Can reading affect eating disorders?
Freda Worrell explores both the positive and negative impacts that reading can have on people with eating disorders.
I’ll admit it’s been a while since I read anything that wasn’t compulsory for the course I was doing. What I do remember, from the long ago days before the horrors of Inspector Calls and Jekyll and Hyde, was the sense of relief at finding another world to slip in to for a few hours- preferably with a packet of oreos.
This is part of the reason I had trouble believing that something that could be so helpful and relaxing for me be so damaging to someone else. However that is exactly what new research- led by the Independent and Beat ( the UK’s number one charity against eating disorders) is suggesting. The article (“How reading can affect your eating disorder-for better or for worse”) debates the different effects that reading can have on a person struggling through this very difficult illness.
The NHS website defines an eating disorder as “having an unhealthy attitude towards food, which can take over your life and make you ill”. Examples are: Anorexia Nervosa (simply not eating enough, excessive exercise, obsession over weight), Bulimia (losing control and eating a lot of food only to make yourself deliberately sick to get rid of it) and Binge eating disorder (regularly lose control of your eating and eat a large portion of food until you feel uncomfortably full and guilty). These are by no means the only forms of the disease, simply the most common.
“… 69% had sought out both fiction and non-fiction as a way of coping.”
The Independent Author (Emily Troskino) conducted a survey and found that out of 773 people who had personally experienced the illness, 69% had sought out both fiction and non-fiction as a way of coping. It’s easy to see why, the desire to slip into someone else’s life, to be reminded of a world outside your own torment; it’s like spending your life inside a bare white room and building a window to watch the carnival go by.
People like to feel seen. Be it in books, movies, T.V shows, they want to see a big and bright version of themselves achieve the impossible. They want to see they can climb the mountain, fight the dragon, get the boy and live happily ever after. When people feel invisible, when they are not properly represented the way they feel others are, it can be catastrophic.
This is one of the reasons why the people questioned in the survey found memoirs to be the most helpful form of reading. They could see their struggle through someone else’s eyes, they could see recovery and how attainable it was. They could see the way forward.
There are dozens of examples of such books, from “Not all Black girls know how to eat” to “Please eat; a mother’s plea to her son”.
Facts are another vital reason people turned to literature. One of the easiest and most deadly traps to fall into with a condition like this is to minimise it. A “but that’s not what I have mentality”, “Because my behaviour doesn’t match up”, “Because boys don’t have this”, “Because I am just being healthy”, “Because these people really suffered”. Reading these narratives helped remind people that mental illness is not a measuring stick you’re supposed to beat yourself in to silence. Just because it’s different doesn’t mean it’s not real.
“39% of people found fiction to be harmful to their journey to recovery.”
Unfortunately there is another side to this story. The same survey concluded that 39% of people found fiction to be harmful to their journey to recovery. While fiction unrelated to their disease proved to be a wondrous form of escapism, fiction centered around or including eating disorders were found by 21% of this group to be triggering, while 19% found it to be causing obsessive reflection.
People do like to feel seen. But when that image is distorted, when it looks like you but better, it becomes a nightmare that preys on your insecurities.

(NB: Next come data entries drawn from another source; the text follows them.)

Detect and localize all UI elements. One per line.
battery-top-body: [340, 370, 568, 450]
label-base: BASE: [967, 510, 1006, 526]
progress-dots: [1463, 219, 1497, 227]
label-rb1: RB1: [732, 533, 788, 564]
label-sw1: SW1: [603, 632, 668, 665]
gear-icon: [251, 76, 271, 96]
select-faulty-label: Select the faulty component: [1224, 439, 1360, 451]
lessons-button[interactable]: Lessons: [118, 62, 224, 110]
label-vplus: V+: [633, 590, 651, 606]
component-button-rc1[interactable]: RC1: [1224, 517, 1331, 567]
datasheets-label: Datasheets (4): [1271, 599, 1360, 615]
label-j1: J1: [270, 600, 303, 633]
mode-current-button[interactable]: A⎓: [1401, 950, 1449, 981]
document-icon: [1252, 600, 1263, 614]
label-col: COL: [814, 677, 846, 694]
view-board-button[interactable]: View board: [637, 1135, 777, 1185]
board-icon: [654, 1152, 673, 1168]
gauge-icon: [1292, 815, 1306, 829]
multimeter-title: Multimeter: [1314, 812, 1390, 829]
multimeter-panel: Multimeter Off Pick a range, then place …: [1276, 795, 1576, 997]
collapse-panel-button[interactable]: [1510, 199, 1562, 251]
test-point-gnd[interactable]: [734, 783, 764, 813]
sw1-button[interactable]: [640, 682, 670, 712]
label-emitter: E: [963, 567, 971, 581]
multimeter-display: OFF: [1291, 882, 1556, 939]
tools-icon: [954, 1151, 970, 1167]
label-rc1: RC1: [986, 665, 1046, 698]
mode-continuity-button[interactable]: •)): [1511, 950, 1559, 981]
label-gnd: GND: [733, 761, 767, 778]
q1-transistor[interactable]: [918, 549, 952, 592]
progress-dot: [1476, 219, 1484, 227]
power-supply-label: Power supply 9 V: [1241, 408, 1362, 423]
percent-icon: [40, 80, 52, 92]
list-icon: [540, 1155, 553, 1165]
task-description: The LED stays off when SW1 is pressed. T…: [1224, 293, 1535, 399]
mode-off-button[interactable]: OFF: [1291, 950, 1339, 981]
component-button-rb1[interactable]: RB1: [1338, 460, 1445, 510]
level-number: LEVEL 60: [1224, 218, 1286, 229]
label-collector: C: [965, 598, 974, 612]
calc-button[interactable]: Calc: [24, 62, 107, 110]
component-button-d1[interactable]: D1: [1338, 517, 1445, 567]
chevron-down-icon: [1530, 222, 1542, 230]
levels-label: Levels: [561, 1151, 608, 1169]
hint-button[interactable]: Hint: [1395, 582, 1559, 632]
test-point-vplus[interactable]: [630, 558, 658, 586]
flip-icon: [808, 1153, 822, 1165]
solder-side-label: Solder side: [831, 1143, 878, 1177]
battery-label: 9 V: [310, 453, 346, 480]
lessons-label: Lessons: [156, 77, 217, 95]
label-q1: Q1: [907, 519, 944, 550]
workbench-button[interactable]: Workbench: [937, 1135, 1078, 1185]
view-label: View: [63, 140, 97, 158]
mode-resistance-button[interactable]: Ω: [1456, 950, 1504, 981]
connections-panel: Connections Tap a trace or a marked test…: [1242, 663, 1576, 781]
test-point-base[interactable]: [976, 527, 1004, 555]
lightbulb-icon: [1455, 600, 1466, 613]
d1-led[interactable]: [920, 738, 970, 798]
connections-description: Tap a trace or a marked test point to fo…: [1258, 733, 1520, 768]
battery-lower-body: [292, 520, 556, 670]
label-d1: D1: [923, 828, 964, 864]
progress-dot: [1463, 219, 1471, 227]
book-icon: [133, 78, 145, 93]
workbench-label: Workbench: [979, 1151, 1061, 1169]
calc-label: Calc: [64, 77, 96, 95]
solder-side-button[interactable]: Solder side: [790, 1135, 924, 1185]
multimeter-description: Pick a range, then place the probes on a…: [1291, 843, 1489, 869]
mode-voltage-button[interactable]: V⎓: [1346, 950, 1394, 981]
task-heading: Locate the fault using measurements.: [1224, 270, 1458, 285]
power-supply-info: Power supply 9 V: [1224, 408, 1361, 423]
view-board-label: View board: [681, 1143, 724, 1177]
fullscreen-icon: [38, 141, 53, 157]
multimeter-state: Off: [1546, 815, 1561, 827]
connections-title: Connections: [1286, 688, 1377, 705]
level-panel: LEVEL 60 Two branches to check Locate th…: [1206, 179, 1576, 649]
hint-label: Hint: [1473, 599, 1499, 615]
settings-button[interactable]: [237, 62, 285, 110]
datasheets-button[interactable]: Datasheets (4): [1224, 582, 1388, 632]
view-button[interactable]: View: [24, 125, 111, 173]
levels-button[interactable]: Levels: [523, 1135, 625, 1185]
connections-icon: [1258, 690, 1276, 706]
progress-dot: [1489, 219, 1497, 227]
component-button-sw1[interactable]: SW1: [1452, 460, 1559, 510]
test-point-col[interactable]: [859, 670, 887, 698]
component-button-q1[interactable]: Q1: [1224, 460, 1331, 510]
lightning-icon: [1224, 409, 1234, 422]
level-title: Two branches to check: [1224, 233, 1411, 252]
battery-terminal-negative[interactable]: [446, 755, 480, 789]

Not only that but those taking part confessed to seeking out literature that would “help” the disease. They used the graphic descriptions in both fiction and non-fiction to find better ways to starve themselves and began to feel “over critical of their achievements”. An echo chamber mentality – seeking out opinions that further confirm your beliefs and thus creating an endless and destructive cycle.
“… you can’t even go to the dentist or doctor’s offices without flicking through a magazine that will tell you everything that’s wrong with you”
Though mental illness and body positivity have become much more prevalent issues in recent years we are still bombarded from all sides with ideas on how to improve, you can’t even go to the dentist or doctor’s offices without flicking through a magazine that will tell you everything that’s wrong with you; as well as what kind of scented candle matches your personality.
The research does not appear to offer a solution to this problem. The authors of the memoirs and fiction can not control how their work is perceived. And what is the alternative? Censor all mention of the disease to avoid them being mistreated as harmful self help guide? To do so would be as bad as claiming the condition does not exist. Furthermore it would undermine all the positive aspects of reading and take away from the educational aspect of these narratives.
I myself have no answers. The only way forward it seems is to make sure that those who chose to take on such heavy subject matter in their literature are aware of the responsibility their readers place upon them. To give all the facts, to not glamorise and glorify. Above all, they must always ensure that recovery is the centre point of the issue. That it is real and achievable. The stories we read, particularly as we are growing up, have the power to either shape or destroy us. Make sure its the right one.